Diary of Lieutenant X (Aime Ernest Motsch)

Monday, July 11, 1898

Americans and Germans

A Reuters dispatch states that the English are displeased with the influx of Germans into the Philippines. Early in the game, we see Mr. Chamberlain’s policies in action. The friends of our friends are our friends, goes a saying, but I think we cannot be sure of the German position. Numerous rumors are spreading all over the Far East about the Irene. The following is an account which appears in an English newspaper.

The Germans’ movements in the Manila Bay are causing much anxiety. They have not scrupulously observed the rules of moral courtesy. They have aggravated everyone by constantly dispatching their ships in all directions in the bay, a practice which is completely against all regulations. But the most extraordinary event was the taking of the Rio Grande at the entrance of Subic Bay. The insurgents had succeeded in overrunning the whole countryside, village after village. The Spaniards were finally obliged to take refuge on the island. The rebels, having captured the steamer Filipinas, were preparing to launch an attack on the island. The German cruiser, Irene, intervened, intending to shield the Spaniards if the insurgents opened fire. When the Filipinas returned to Manila, the incident was reported to Aguinaldo, who immediately conveyed the information to Admiral Dewey. The following day, at dawn, Captain Coghlan received orders to head for Subic with the Raleigh and the Concorde, take possession of the island, and to hold the Spaniards as prisoners. As soon as the Americans appeared, the Irene weighed anchor and headed for Manila.

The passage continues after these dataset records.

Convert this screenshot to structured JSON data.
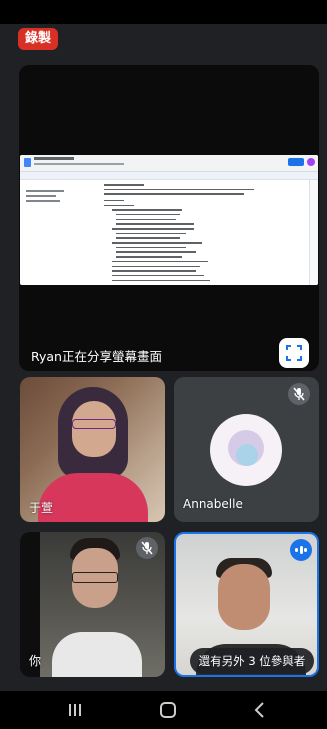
{
  "recording_badge": "錄製",
  "share": {
    "label": "Ryan正在分享螢幕畫面"
  },
  "participants": [
    {
      "name": "于萱",
      "muted": false
    },
    {
      "name": "Annabelle",
      "muted": true
    },
    {
      "name": "你",
      "muted": true
    },
    {
      "name": "",
      "speaking": true
    }
  ],
  "more_participants": "還有另外 3 位參與者",
  "colors": {
    "record_red": "#d93025",
    "accent_blue": "#1a73e8",
    "tile_bg": "#3c4043",
    "page_bg": "#202124"
  },
  "icons": {
    "fullscreen": "fullscreen-icon",
    "mic_off": "mic-off-icon",
    "speaking": "audio-level-icon",
    "nav_recents": "recents-icon",
    "nav_home": "home-icon",
    "nav_back": "back-icon"
  }
}
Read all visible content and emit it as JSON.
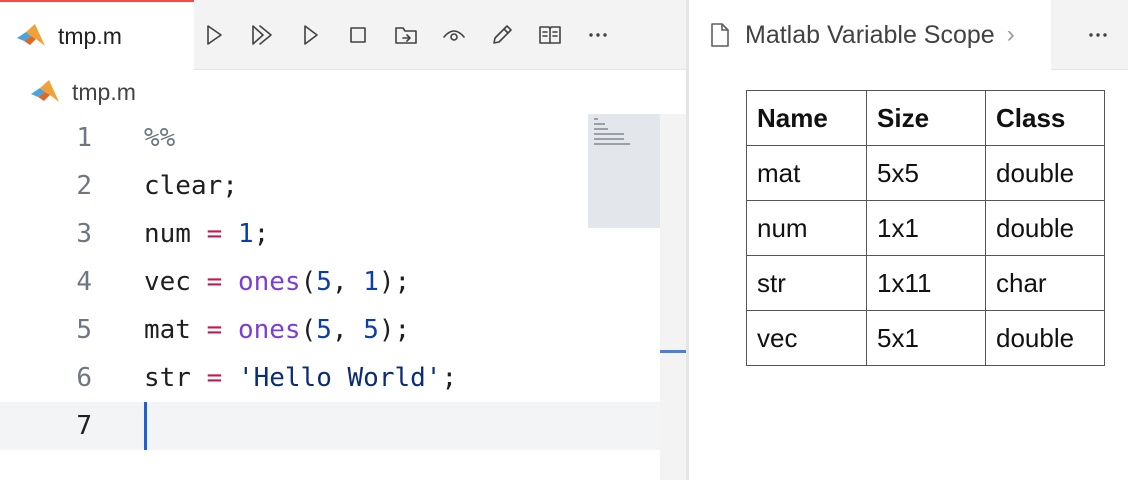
{
  "editor": {
    "tab": {
      "label": "tmp.m",
      "icon": "matlab-logo-icon"
    },
    "toolbar": [
      {
        "name": "run-icon",
        "tooltip": "Run"
      },
      {
        "name": "run-all-icon",
        "tooltip": "Run All"
      },
      {
        "name": "run-section-icon",
        "tooltip": "Run Section"
      },
      {
        "name": "stop-icon",
        "tooltip": "Stop"
      },
      {
        "name": "open-folder-icon",
        "tooltip": "Open Folder"
      },
      {
        "name": "eye-icon",
        "tooltip": "View"
      },
      {
        "name": "pencil-icon",
        "tooltip": "Edit"
      },
      {
        "name": "book-icon",
        "tooltip": "Documentation"
      },
      {
        "name": "more-icon",
        "tooltip": "More"
      }
    ],
    "breadcrumb": {
      "label": "tmp.m"
    },
    "lines": [
      {
        "n": "1",
        "text": "%%"
      },
      {
        "n": "2",
        "text": "clear;"
      },
      {
        "n": "3",
        "text": "num = 1;"
      },
      {
        "n": "4",
        "text": "vec = ones(5, 1);"
      },
      {
        "n": "5",
        "text": "mat = ones(5, 5);"
      },
      {
        "n": "6",
        "text": "str = 'Hello World';"
      },
      {
        "n": "7",
        "text": ""
      }
    ],
    "current_line": 7
  },
  "colors": {
    "operator": "#c41a4a",
    "number": "#0b3fa8",
    "function": "#7b3fd6",
    "string": "#0b2e72",
    "cursor": "#1e5fd6",
    "tab_accent": "#f14c4c"
  },
  "panel": {
    "title": "Matlab Variable Scope",
    "icon": "file-icon",
    "table": {
      "headers": [
        "Name",
        "Size",
        "Class"
      ],
      "rows": [
        [
          "mat",
          "5x5",
          "double"
        ],
        [
          "num",
          "1x1",
          "double"
        ],
        [
          "str",
          "1x11",
          "char"
        ],
        [
          "vec",
          "5x1",
          "double"
        ]
      ]
    }
  }
}
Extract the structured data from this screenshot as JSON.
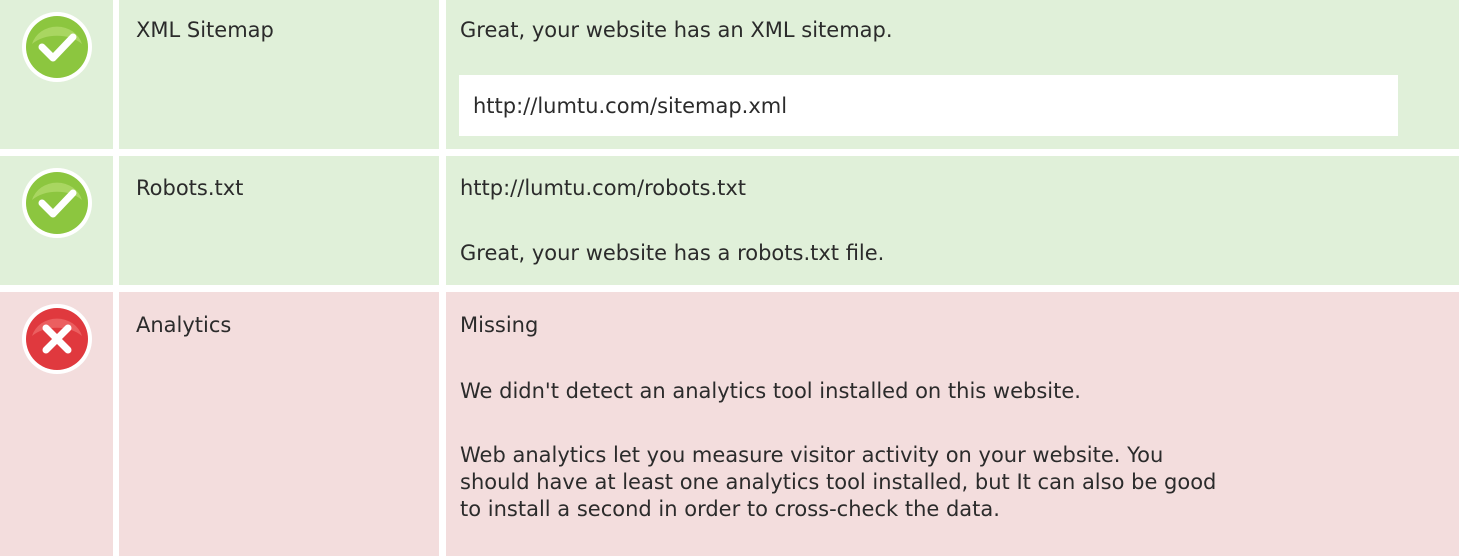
{
  "rows": [
    {
      "status": "pass",
      "icon": "check-circle-icon",
      "label": "XML Sitemap",
      "message": "Great, your website has an XML sitemap.",
      "url": "http://lumtu.com/sitemap.xml"
    },
    {
      "status": "pass",
      "icon": "check-circle-icon",
      "label": "Robots.txt",
      "url": "http://lumtu.com/robots.txt",
      "message": "Great, your website has a robots.txt file."
    },
    {
      "status": "fail",
      "icon": "x-circle-icon",
      "label": "Analytics",
      "status_text": "Missing",
      "message": "We didn't detect an analytics tool installed on this website.",
      "description": "Web analytics let you measure visitor activity on your website. You should have at least one analytics tool installed, but It can also be good to install a second in order to cross-check the data."
    }
  ],
  "colors": {
    "pass_background": "#e0f0d9",
    "fail_background": "#f3dddd",
    "pass_icon": "#8cc63f",
    "fail_icon": "#e0393e",
    "text": "#2b2b2b"
  }
}
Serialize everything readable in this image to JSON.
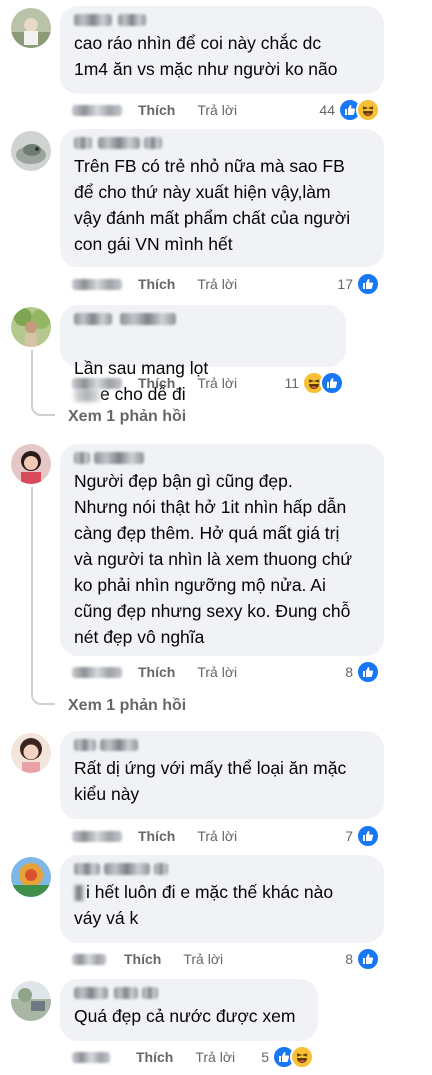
{
  "labels": {
    "like": "Thích",
    "reply": "Trả lời"
  },
  "comments": [
    {
      "text": "cao ráo nhìn để coi này chắc dc\n1m4 ăn vs mặc như người ko não",
      "reactions": "44"
    },
    {
      "text": "Trên FB có trẻ nhỏ nữa mà sao FB\nđể cho thứ này xuất hiện vậy,làm\nvậy đánh mất phẩm chất của người\ncon gái VN mình hết",
      "reactions": "17"
    },
    {
      "text_before": "Lần sau mang lọt",
      "text_after": "e cho dễ đi",
      "reactions": "11",
      "view_replies": "Xem 1 phản hồi"
    },
    {
      "text": "Người đẹp bận gì cũng đẹp.\nNhưng nói thật hở 1it nhìn hấp dẫn\ncàng đẹp thêm. Hở quá mất giá trị\nvà người ta nhìn là xem thuong chứ\nko phải nhìn ngưỡng mộ nửa. Ai\ncũng đẹp nhưng sexy ko. Đung chỗ\nnét đẹp vô nghĩa",
      "reactions": "8",
      "view_replies": "Xem 1 phản hồi"
    },
    {
      "text": "Rất dị ứng với mấy thể loại ăn mặc\nkiểu này",
      "reactions": "7"
    },
    {
      "text": "i hết luôn đi e mặc thế khác nào\nváy vá k",
      "reactions": "8"
    },
    {
      "text": "Quá đẹp cả nước được xem",
      "reactions": "5"
    }
  ],
  "colors": {
    "like_blue": "#1877f2",
    "haha_yellow": "#f7c035",
    "bubble": "#f0f2f5",
    "muted": "#65676b"
  }
}
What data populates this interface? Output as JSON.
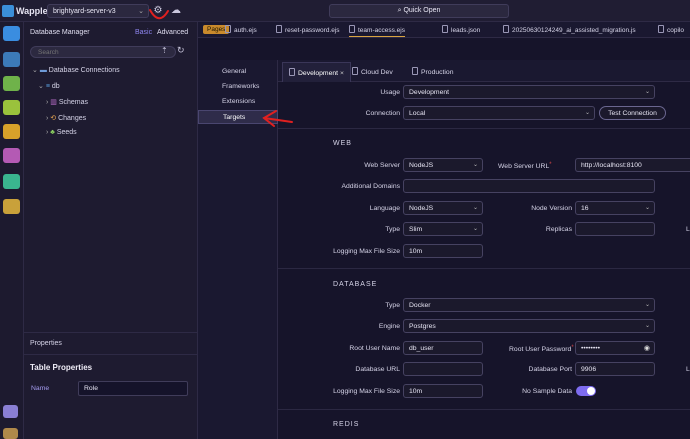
{
  "topbar": {
    "app_name": "Wappler",
    "project": "brightyard-server-v3",
    "quick_open": "Quick Open"
  },
  "left_panel": {
    "title": "Database Manager",
    "mode_basic": "Basic",
    "mode_advanced": "Advanced",
    "search_placeholder": "Search",
    "tree": {
      "root": "Database Connections",
      "db": "db",
      "children": [
        "Schemas",
        "Changes",
        "Seeds"
      ]
    }
  },
  "properties": {
    "header": "Properties",
    "title": "Table Properties",
    "name_label": "Name",
    "name_value": "Role"
  },
  "file_tabs": {
    "badge": "Pages",
    "files": [
      "auth.ejs",
      "reset-password.ejs",
      "team-access.ejs",
      "leads.json",
      "20250630124249_ai_assisted_migration.js",
      "copilo"
    ]
  },
  "settings_nav": {
    "items": [
      "General",
      "Frameworks",
      "Extensions",
      "Targets"
    ],
    "selected": "Targets"
  },
  "target_tabs": [
    "Development",
    "Cloud Dev",
    "Production"
  ],
  "form": {
    "usage_label": "Usage",
    "usage_value": "Development",
    "connection_label": "Connection",
    "connection_value": "Local",
    "test_connection": "Test Connection",
    "web": {
      "heading": "WEB",
      "web_server_label": "Web Server",
      "web_server_value": "NodeJS",
      "web_server_url_label": "Web Server URL",
      "web_server_url_value": "http://localhost:8100",
      "additional_domains_label": "Additional Domains",
      "language_label": "Language",
      "language_value": "NodeJS",
      "node_version_label": "Node Version",
      "node_version_value": "16",
      "type_label": "Type",
      "type_value": "Slim",
      "replicas_label": "Replicas",
      "replicas_value": "",
      "trailing_label": "L",
      "logging_label": "Logging Max File Size",
      "logging_value": "10m"
    },
    "database": {
      "heading": "DATABASE",
      "type_label": "Type",
      "type_value": "Docker",
      "engine_label": "Engine",
      "engine_value": "Postgres",
      "root_user_label": "Root User Name",
      "root_user_value": "db_user",
      "root_pass_label": "Root User Password",
      "root_pass_value": "••••••••",
      "db_url_label": "Database URL",
      "db_url_value": "",
      "db_port_label": "Database Port",
      "db_port_value": "9906",
      "logging_label": "Logging Max File Size",
      "logging_value": "10m",
      "no_sample_label": "No Sample Data",
      "no_sample_on": true,
      "trailing_label": "L"
    },
    "redis": {
      "heading": "REDIS"
    }
  },
  "colors": {
    "accent": "#7e6cf0",
    "badge": "#c98a2c",
    "annotation": "#e02020"
  }
}
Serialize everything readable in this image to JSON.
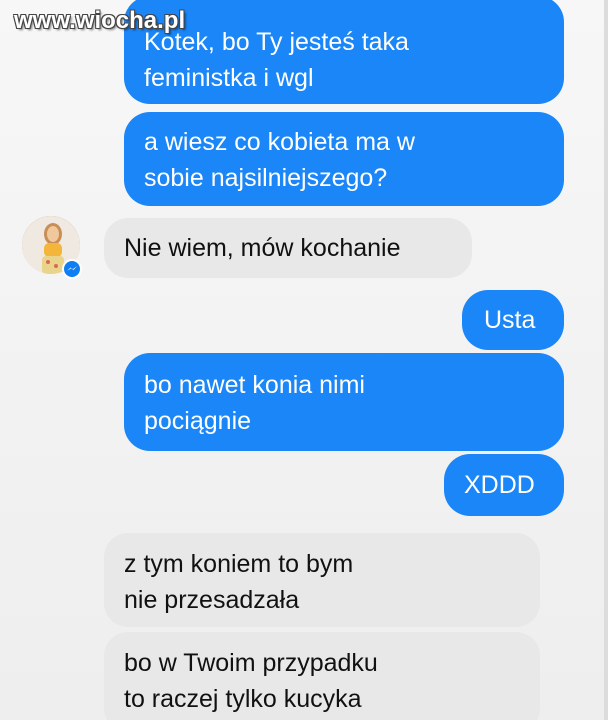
{
  "watermark": "www.wiocha.pl",
  "messages": [
    {
      "dir": "out",
      "text": "Kotek, bo Ty jesteś taka\nfeministka i wgl"
    },
    {
      "dir": "out",
      "text": "a wiesz co kobieta ma w\nsobie najsilniejszego?"
    },
    {
      "dir": "in",
      "text": "Nie wiem, mów kochanie"
    },
    {
      "dir": "out",
      "text": "Usta"
    },
    {
      "dir": "out",
      "text": "bo nawet konia nimi\npociągnie"
    },
    {
      "dir": "out",
      "text": "XDDD"
    },
    {
      "dir": "in",
      "text": "z tym koniem to bym\nnie przesadzała"
    },
    {
      "dir": "in",
      "text": "bo w Twoim przypadku\nto raczej tylko kucyka"
    }
  ],
  "colors": {
    "outgoing": "#1a86f8",
    "incoming": "#e8e8e8",
    "messenger_badge": "#0e7ef5"
  },
  "icons": {
    "avatar": "contact-avatar",
    "badge": "messenger-icon"
  }
}
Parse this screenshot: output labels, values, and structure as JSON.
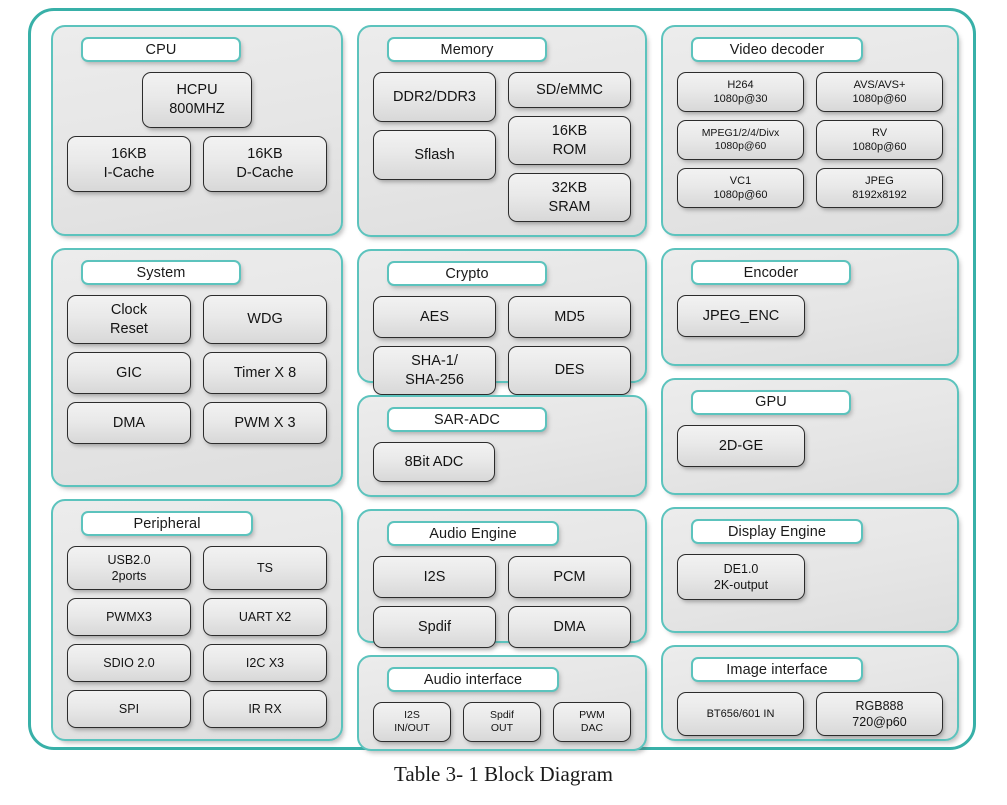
{
  "caption": "Table 3- 1 Block Diagram",
  "colors": {
    "group_border": "#5cc3bd",
    "frame_border": "#38b0a8",
    "block_border": "#2c2c2c",
    "group_fill": "#e6e6e6",
    "title_fill": "#ffffff"
  },
  "columns": {
    "left": {
      "groups": [
        {
          "title": "CPU",
          "blocks": [
            {
              "line1": "HCPU",
              "line2": "800MHZ"
            },
            {
              "line1": "16KB",
              "line2": "I-Cache"
            },
            {
              "line1": "16KB",
              "line2": "D-Cache"
            }
          ]
        },
        {
          "title": "System",
          "blocks": [
            {
              "line1": "Clock",
              "line2": "Reset"
            },
            {
              "line1": "WDG",
              "line2": ""
            },
            {
              "line1": "GIC",
              "line2": ""
            },
            {
              "line1": "Timer X 8",
              "line2": ""
            },
            {
              "line1": "DMA",
              "line2": ""
            },
            {
              "line1": "PWM X 3",
              "line2": ""
            }
          ]
        },
        {
          "title": "Peripheral",
          "blocks": [
            {
              "line1": "USB2.0",
              "line2": "2ports"
            },
            {
              "line1": "TS",
              "line2": ""
            },
            {
              "line1": "PWMX3",
              "line2": ""
            },
            {
              "line1": "UART X2",
              "line2": ""
            },
            {
              "line1": "SDIO 2.0",
              "line2": ""
            },
            {
              "line1": "I2C X3",
              "line2": ""
            },
            {
              "line1": "SPI",
              "line2": ""
            },
            {
              "line1": "IR RX",
              "line2": ""
            }
          ]
        }
      ]
    },
    "middle": {
      "groups": [
        {
          "title": "Memory",
          "blocks": [
            {
              "line1": "DDR2/DDR3",
              "line2": ""
            },
            {
              "line1": "Sflash",
              "line2": ""
            },
            {
              "line1": "SD/eMMC",
              "line2": ""
            },
            {
              "line1": "16KB",
              "line2": "ROM"
            },
            {
              "line1": "32KB",
              "line2": "SRAM"
            }
          ]
        },
        {
          "title": "Crypto",
          "blocks": [
            {
              "line1": "AES",
              "line2": ""
            },
            {
              "line1": "MD5",
              "line2": ""
            },
            {
              "line1": "SHA-1/",
              "line2": "SHA-256"
            },
            {
              "line1": "DES",
              "line2": ""
            }
          ]
        },
        {
          "title": "SAR-ADC",
          "blocks": [
            {
              "line1": "8Bit ADC",
              "line2": ""
            }
          ]
        },
        {
          "title": "Audio Engine",
          "blocks": [
            {
              "line1": "I2S",
              "line2": ""
            },
            {
              "line1": "PCM",
              "line2": ""
            },
            {
              "line1": "Spdif",
              "line2": ""
            },
            {
              "line1": "DMA",
              "line2": ""
            }
          ]
        },
        {
          "title": "Audio interface",
          "blocks": [
            {
              "line1": "I2S",
              "line2": "IN/OUT"
            },
            {
              "line1": "Spdif",
              "line2": "OUT"
            },
            {
              "line1": "PWM",
              "line2": "DAC"
            }
          ]
        }
      ]
    },
    "right": {
      "groups": [
        {
          "title": "Video decoder",
          "blocks": [
            {
              "line1": "H264",
              "line2": "1080p@30"
            },
            {
              "line1": "AVS/AVS+",
              "line2": "1080p@60"
            },
            {
              "line1": "MPEG1/2/4/Divx",
              "line2": "1080p@60"
            },
            {
              "line1": "RV",
              "line2": "1080p@60"
            },
            {
              "line1": "VC1",
              "line2": "1080p@60"
            },
            {
              "line1": "JPEG",
              "line2": "8192x8192"
            }
          ]
        },
        {
          "title": "Encoder",
          "blocks": [
            {
              "line1": "JPEG_ENC",
              "line2": ""
            }
          ]
        },
        {
          "title": "GPU",
          "blocks": [
            {
              "line1": "2D-GE",
              "line2": ""
            }
          ]
        },
        {
          "title": "Display Engine",
          "blocks": [
            {
              "line1": "DE1.0",
              "line2": "2K-output"
            }
          ]
        },
        {
          "title": "Image interface",
          "blocks": [
            {
              "line1": "BT656/601 IN",
              "line2": ""
            },
            {
              "line1": "RGB888",
              "line2": "720@p60"
            }
          ]
        }
      ]
    }
  }
}
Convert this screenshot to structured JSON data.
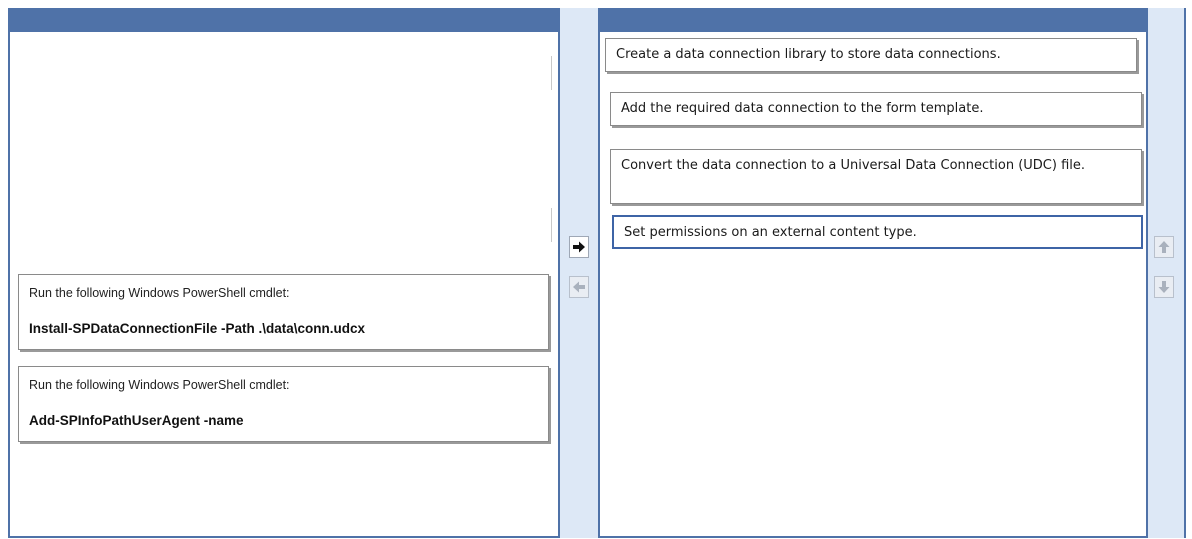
{
  "left_panel": {
    "items": [
      {
        "intro": "Run the following Windows PowerShell cmdlet:",
        "command": "Install-SPDataConnectionFile -Path .\\data\\conn.udcx"
      },
      {
        "intro": "Run the following Windows PowerShell cmdlet:",
        "command": "Add-SPInfoPathUserAgent -name"
      }
    ]
  },
  "right_panel": {
    "items": [
      {
        "text": "Create a data connection library to store data connections."
      },
      {
        "text": "Add the required data connection to the form template."
      },
      {
        "text": "Convert the data connection to a Universal Data Connection (UDC) file."
      },
      {
        "text": "Set permissions on an external content type."
      }
    ],
    "selected_index": 3
  },
  "controls": {
    "move_right": "arrow-right-icon",
    "move_left": "arrow-left-icon",
    "move_up": "arrow-up-icon",
    "move_down": "arrow-down-icon"
  },
  "colors": {
    "header": "#4f72a8",
    "gutter": "#dde8f6",
    "selected_border": "#3e64a6"
  }
}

Meanwhile, the Spaniards indicated that they were prepared to surrender if the Americans took them into their charge. Captain Coghlan asked the Concorde to obtain new instructions from Dewey, whose response was as follows: “Execute orders received.” The Spaniards were informed that this was irreversible and that they were expected to surrender. Initially, they refused to comply, but realized they had no other alternative after a few shells were fired at them. Then they raised the white flag. Taken prisoner were 400 armed soldiers, 100 sick, and 100 women, all of whom were handed over to the insurgents.

Aguinaldo later confirmed that both the Spaniards and the Germans had made overtures towards him, but naturally gave no details.In a letter to Consul General Wildmann in Hongkong, he was alluding to the Spanish fleet en route to the Philippines when he said:

“This news of a reinforcement does not frighten me at all. I doubt that these ships will be able to enter Manila Bay. Admiral Dewey is not sleeping!”

It appears, in fact, that the admiral decided to undertake the defense of Corregidor with cannons and torpedoes. The idea seems feasible, bur do they have the necessary weapons to carry it through?

At this point, the English insist on showing their strength beside the Americans, their only sincere friends. According to the English, the American soldiers and marines are indignant over German bravado. “The maneuvers could be doomed to fail because of these Germans.”

Everyone’s attention is focused on Dewey’s diplomatic movements because he, more than anyone else, is constantly informed of the activities taking place in the bay. He uses great tact in his dealings with the German admiral. It is said that Admiral von Diederichs informed Dewey that he never had any intention of offending the Americans and that the increasing movements of his ships were merely a demonstration of their military strength. Admiral Dewey is understood to have replied that it would have been better if he had acted differently.